Random Stuff - Chapter 306
Our behaviors are not based on logic or ideas. Logic and ideas can influence our decisions, but ultimately, our feelings determine what we do.
We do what feels good and avoid what feels bad. And the only way we can ever NOT do what feels good, and do what feels bad instead, is through a temporary boost of willpower—to deny ourselves our desires and feelings and instead do what was “right.”
Throughout history, virtue was seen in terms of this sort of self-denial and self-negation. To be a good person, you had to not only deny yourself any pleasure, but you also had to show your willingness to hurt yourself. You had monks hitting themselves and locking themselves in rooms for days and not eating or even speaking for years on end. You had armies of men throwing themselves into battle for little or no reason. You had people abstaining from s.e.x until marriage, or even for life. Shit was not fun.
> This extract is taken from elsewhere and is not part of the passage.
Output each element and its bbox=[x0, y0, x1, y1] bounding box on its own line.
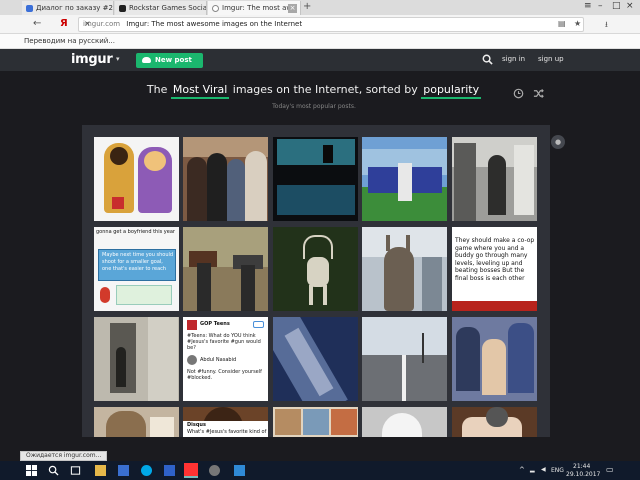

This classical approach is where our assumption that “willpower = self-discipline” originally comes from. It operates on the belief that self-discipline is achieved through denying or rejecting one’s emotions. You want that taco? BAD MARK! YOU DON’T WANT SHIT! YOU ARE SHIT! YOU DESERVE TO STARVE YOU INGRATE!
The classical approach fused the concept of willpower—i.e., the ability to deny or reject one’s desires and emotions—with morality. Someone who can say no to the taco is a good person. The person who can’t is a failure of a human being.
THE CLASSICAL APPROACH TO SELF-DISCIPLINE
Self-Discipline = Willpower = Self-Denial = Good Person
This fusion of willpower and morality had good intentions. It recognized (correctly) that, when left to our own instinctive desires, we all become narcissistic assholes. If we could get away with it, we would eat, f.u.c.k, or kill pretty much anything or anyone within a ten-meter vicinity. So the great religious leaders and philosophers and kings throughout history preached a concept of virtue that involved suppressing our feelings in favor of rationality and denying our impulses in favor of developing willpower.
And the classic approach works! …kind of. Well, okay, while it makes a more stable society, it also totally f.u.c.ks us up individually.
The classic approach has the paradoxical effect of training us to feel bad about all the things that make us feel good. It basically seeks to teach us self-discipline through shaming us—by making us hate ourselves for simply being who we are. And the idea is that once we are saddled with a sufficient amount of shame about all the things that give us pleasure, we’ll be so self-loathing and terrified of our own desires that we’ll just fall in line and do what we’re told.